The security assumption for the number of rounds for MiMC-p/p as a cipher comes from the computational hardness of determining the Lagrange form of the polynomial of a specific degree, at 160 rounds this is about 2**254.

For a more specific construction, e.g. the merkle tree authentication path, can this be weakened?
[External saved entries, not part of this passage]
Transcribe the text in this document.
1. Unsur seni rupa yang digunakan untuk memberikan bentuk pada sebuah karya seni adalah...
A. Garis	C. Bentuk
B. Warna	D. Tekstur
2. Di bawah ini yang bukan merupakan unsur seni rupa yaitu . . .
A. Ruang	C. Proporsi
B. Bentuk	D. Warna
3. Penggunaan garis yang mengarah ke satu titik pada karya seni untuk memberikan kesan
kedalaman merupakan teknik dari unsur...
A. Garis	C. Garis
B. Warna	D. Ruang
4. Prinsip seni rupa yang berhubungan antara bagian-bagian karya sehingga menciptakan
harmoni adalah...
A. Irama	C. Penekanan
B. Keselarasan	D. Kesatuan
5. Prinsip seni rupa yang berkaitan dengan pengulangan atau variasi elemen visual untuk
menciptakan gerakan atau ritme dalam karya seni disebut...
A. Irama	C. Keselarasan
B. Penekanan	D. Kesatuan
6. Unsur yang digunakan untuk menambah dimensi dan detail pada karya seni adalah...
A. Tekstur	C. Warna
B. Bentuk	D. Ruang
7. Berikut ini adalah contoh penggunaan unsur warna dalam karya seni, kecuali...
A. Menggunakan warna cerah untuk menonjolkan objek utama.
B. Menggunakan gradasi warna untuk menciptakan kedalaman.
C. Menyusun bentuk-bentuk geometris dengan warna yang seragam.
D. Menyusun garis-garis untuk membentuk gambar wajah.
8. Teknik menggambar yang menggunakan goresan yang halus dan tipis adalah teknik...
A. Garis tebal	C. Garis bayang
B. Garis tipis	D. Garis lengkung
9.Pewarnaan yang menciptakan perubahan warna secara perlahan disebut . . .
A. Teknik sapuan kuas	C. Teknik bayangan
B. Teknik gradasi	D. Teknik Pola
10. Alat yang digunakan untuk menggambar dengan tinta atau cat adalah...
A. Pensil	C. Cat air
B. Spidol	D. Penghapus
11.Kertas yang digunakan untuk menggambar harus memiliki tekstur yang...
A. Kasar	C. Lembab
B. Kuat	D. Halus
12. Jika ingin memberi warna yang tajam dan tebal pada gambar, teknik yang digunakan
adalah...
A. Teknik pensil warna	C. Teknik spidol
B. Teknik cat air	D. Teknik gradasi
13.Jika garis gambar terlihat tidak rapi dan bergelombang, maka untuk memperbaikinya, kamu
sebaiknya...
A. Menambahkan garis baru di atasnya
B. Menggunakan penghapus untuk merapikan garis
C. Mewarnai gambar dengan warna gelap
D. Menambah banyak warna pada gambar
Lets say we use the Miyaguchi–Preneel construction:

def compress_MiyaguchiPreneel(m_0, m_1, C, e, p):
  H_0 = LongsightL(IV, m_0, C, e, p)
  H_1 = LongsightL(H_0, m_1, C, e, p)
  return (H_0 + H_1 + m_0) % p

The Lagrange form stops becoming as much of a concern for each step as the key changes for every m_0. When chained in-sequence, e.g. in a Merkle tree path with all the address bits fixed to either 1 or 0, would you be able to use the Lagrange form to identify the root for any given input and a specific set of path elements? shrugs And would it be possible to construct the Lagrange form of the inverse?

Anyway, if we use a different IV and different round constants at every level, and make sure that the full path is of sufficiently high degree, the only problem remains that the LongsightL (and F variant) functions are invertible - in that you can truncate the whole Merkle authentication path with control over both arguments. For this reason the Miyaguchi–Preneel construct above is used, avoiding fixed points etc. and where only 1 argument can be used for each function call.

Using this method, and using native field elements for the inputs instead of bits, we can keep the number of constraints for the whole Merkle tree authentication path to say ... under 1500. I will need to run some quick tests to verify that the LongsightL function is bijective etc.